Our traditional Filipino upbringing—in our families, our schools, our churches—does not encourage us how to probe or inquire. We are mainly trained to follow, not to question. And if we dare to ask, we are in trouble.
At best, we are coaxed to just follow and tow the line. We are often told: “Sumunod ka na lang. Wala namang mawawala sa ‘yo.” (Just follow and obey. Nothing will be lost anyway!). At worst, we are threatened, harassed, excluded, excommunicated and killed for believing differently.
But it might be helpful to remember that a belief that is not tempered by doubt becomes dangerous; a religion that is too certain of its own truth risks becoming imperialistic.
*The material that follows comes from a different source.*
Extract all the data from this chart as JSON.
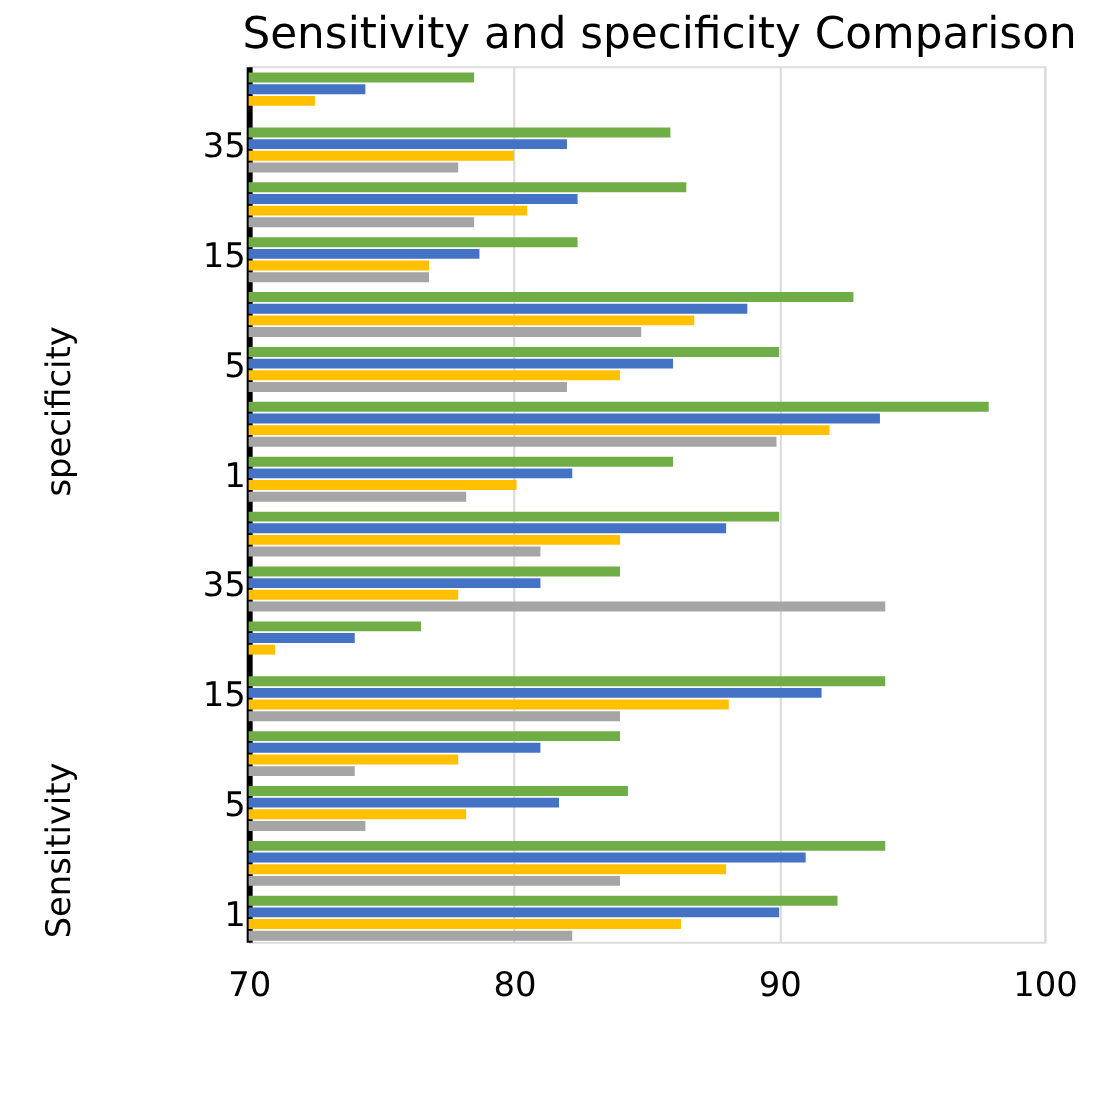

As Mark Taylor wrote: “Religious conflict will be less a matter of struggles between belief and unbelief than of clashes between believers who make room for doubt and those who do not.”
Let me go back to Caravaggio’s painting. The three old men, one of them Thomas, are together in deeply seeking the truth of the resurrection. Illumined by the light source in some chiaroscuro effect, their heads form one circle with Jesus’—a strong image of a continual communal search. Despite their being in Jesus’ presence and beholding his wounds, the searching has not stopped. It is always in process—as their wrinkled foreheads tell us. A French Nobel laureate for literature (1947), André Gide, once wrote: “Believe those who are seeking the truth, Doubt those who said they have found it.”
There are two sides to Thomas in the Gospel text: his doubting (“I need to put my hands in his side”) and his believing (“My Lord and my God”). Both are crucial to one’s act of faith. Only when this tension is kept shall our faith be truly alive, and our lives truly faithful.
St. Augustine reminds us that, in fact, “doubt is an element of believing” – a very healthy reminder in the face of the sometimes rabid zeal and fanatical fervor – not just for religion but also for political beliefs. For as the great Lebanese writer, Kahlil Gibran, wrote: “Doubt is a pain too lonely to know that faith is his twin brother.”
Doubting is knowing that as we keep the journey, we haven’t yet arrived; as we continually love, we haven’t yet given our all; and as we honestly believe, we haven’t yet and could never fully grasp at all.